Rabu, 3 de junho de 2026 – 16h38 WIB
Jacarta, VIVA – Korlantas Polri akan menggelar Operasi Patuh 2026 secara serentak di seluruh Indonesia pada 8 hingga 21 Juni 2026.
Sahroni Sebut Polri dan Komnas HAM Harus Saling Koreksi soal Isu Pelanggaran HAM
Esta operação é difícil para que a massacrada massacrada seja atingida, o que significa que a morte é fatal e a morte de Jalan Raya.
Hal itu disampaikan Kakorlantas Polri Irjen Agus Suryonugroho, saat memberikan arahan kepada jajaran Dirlantas Polda se-Indonésia melalui zoom Meeting em Rabu 3 de junho de 2026.
Jelang Akhir Musim Haji, polri-árabe saudita Diskusi soal Pengelolaan Jutaan Jemaah
“Operasi Patuh dilaksanakan pada tanggal 8 sampai 21 de junho de 2026. Goal utama tugas-tugas Korlantas é menurunkan pelanggaran lalu lintas, menurunkan peristiwa kecelakaan, dan menurunkan fatalitas korban,” Kata Agus.
Agus menekankan Operasi Patuh tahun 2026 harus dilakukan dengan pendekatan yang berbeda tidak dibangun melalui rasa takut terhadap petugas, melainkan melalui kesadaran akan pentingnya keselamatan di jalan.
Kakorlantas Imbau Pengguna Jalan Tertib e Utamakan Keselamatan
“Operasi Patuh tahun ini harus berbeda.
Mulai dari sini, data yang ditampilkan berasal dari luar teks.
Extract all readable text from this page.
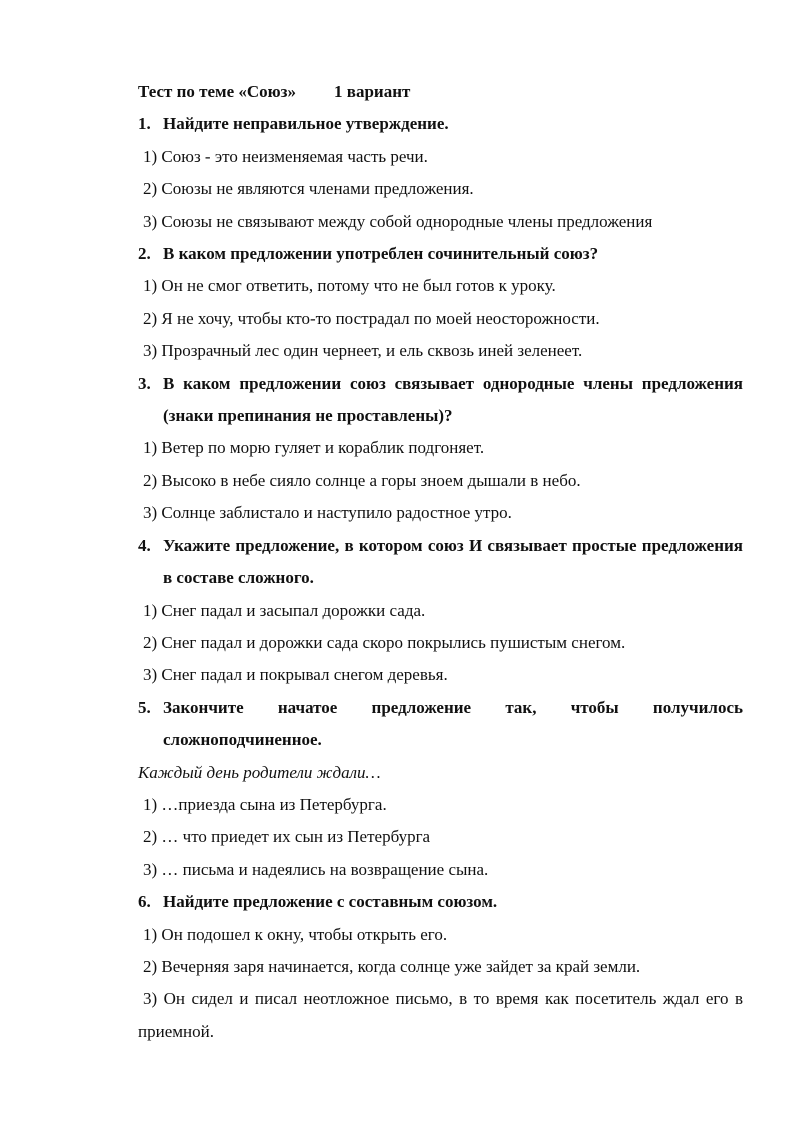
Тест по теме «Союз» 1 вариант
1. Найдите неправильное утверждение.
1) Союз - это неизменяемая часть речи.
2) Союзы не являются членами предложения.
3) Союзы не связывают между собой однородные члены предложения
2. В каком предложении употреблен сочинительный союз?
1) Он не смог ответить, потому что не был готов к уроку.
2) Я не хочу, чтобы кто-то пострадал по моей неосторожности.
3) Прозрачный лес один чернеет, и ель сквозь иней зеленеет.
3. В каком предложении союз связывает однородные члены предложения (знаки препинания не проставлены)?
1) Ветер по морю гуляет и кораблик подгоняет.
2) Высоко в небе сияло солнце а горы зноем дышали в небо.
3) Солнце заблистало и наступило радостное утро.
4. Укажите предложение, в котором союз И связывает простые предложения в составе сложного.
1) Снег падал и засыпал дорожки сада.
2) Снег падал и дорожки сада скоро покрылись пушистым снегом.
3) Снег падал и покрывал снегом деревья.
5. Закончите начатое предложение так, чтобы получилось сложноподчиненное.
Каждый день родители ждали…
1) …приезда сына из Петербурга.
2) … что приедет их сын из Петербурга
3) … письма и надеялись на возвращение сына.
6. Найдите предложение с составным союзом.
1) Он подошел к окну, чтобы открыть его.
2) Вечерняя заря начинается, когда солнце уже зайдет за край земли.
3) Он сидел и писал неотложное письмо, в то время как посетитель ждал его в приемной.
Masyarakat patuh bukan karena takut kepada petugas, tetapi karena kesadaran untuk tertib dan selamat di jalan,” ujarnya.
Ia menjelaskan, pelaksanaan operasi tetap megedepankankanedukasi dan pendekatan humanis kepada massarakat. No entanto, penegakan hukum pada pelanggaran lalu lintas tetap dilakukan sebagai bagian dari upaya menciptakan budaya tertib berlalu lintas.
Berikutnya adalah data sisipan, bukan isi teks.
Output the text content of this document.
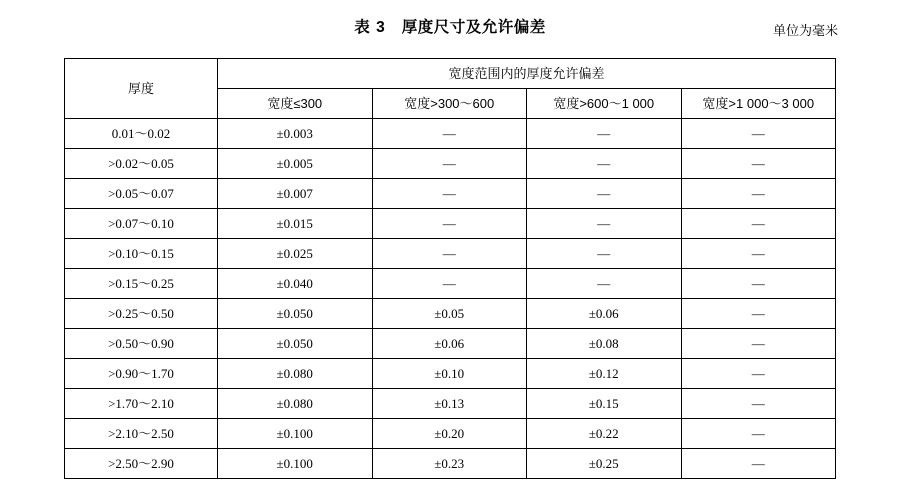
表 3 厚度尺寸及允许偏差	单位为毫米
厚度	宽度范围内的厚度允许偏差			
	宽度≤300	宽度>300～600	宽度>600～1 000	宽度>1 000～3 000
0.01～0.02	±0.003	—	—	—
>0.02～0.05	±0.005	—	—	—
>0.05～0.07	±0.007	—	—	—
>0.07～0.10	±0.015	—	—	—
>0.10～0.15	±0.025	—	—	—
>0.15～0.25	±0.040	—	—	—
>0.25～0.50	±0.050	±0.05	±0.06	—
>0.50～0.90	±0.050	±0.06	±0.08	—
>0.90～1.70	±0.080	±0.10	±0.12	—
>1.70～2.10	±0.080	±0.13	±0.15	—
>2.10～2.50	±0.100	±0.20	±0.22	—
>2.50～2.90	±0.100	±0.23	±0.25	—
Na operação Patuh 2026, Korlantas Polri menetapkan sasaran kegiatan yang terdiri de 20 pessoas preemtif, 30 pessoas preventivas, e 50 pessoas represif ou penegakan hukum.
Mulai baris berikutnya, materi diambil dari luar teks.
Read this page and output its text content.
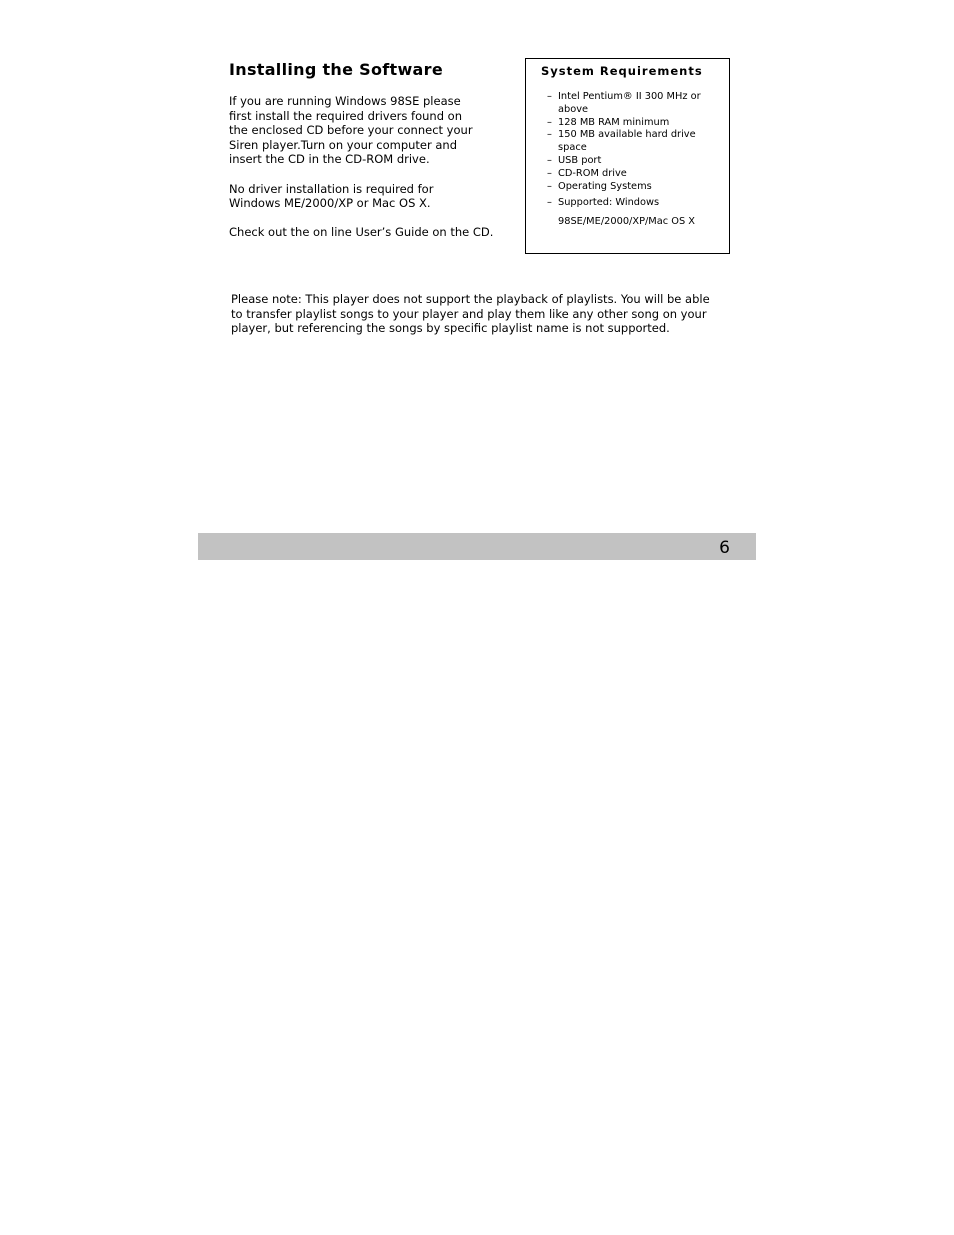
Installing the Software

If you are running Windows 98SE please
first install the required drivers found on
the enclosed CD before your connect your
Siren player.Turn on your computer and
insert the CD in the CD-ROM drive.

No driver installation is required for
Windows ME/2000/XP or Mac OS X.

Check out the on line User’s Guide on the CD.

System Requirements
– Intel Pentium® II 300 MHz or above
– 128 MB RAM minimum
– 150 MB available hard drive space
– USB port
– CD-ROM drive
– Operating Systems
– Supported: Windows
98SE/ME/2000/XP/Mac OS X

Please note: This player does not support the playback of playlists. You will be able to transfer playlist songs to your player and play them like any other song on your player, but referencing the songs by specific playlist name is not supported.

6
“Sasaran operasi preemtif 20 persen, preventif 30 persen e represif 50 persen. Kita mengharapkan Operasi Patuh ini ada daya efek positif tentang kegiatan operasi ini,” tutur Agus.
Melalui Operasi Patuh 2026, Korlantas Polri berharap kesadaran massarakat untuk berlalu lintas semakin meningkat sehingga angka kecelakaan dan korban jiwa di jalan raya dapat terus ditekan.
Habiburokhman Sebut RUU Polri Bakal Ubah 8 hingga 9 Pasal, Apa Saja?
Ketua Komisi III DPR RI Habiburokhman revisou ou Rancangan Undang-Undang (RUU) Polri hanya akan mengubah sekitar 8 sampai 9 pasal saja.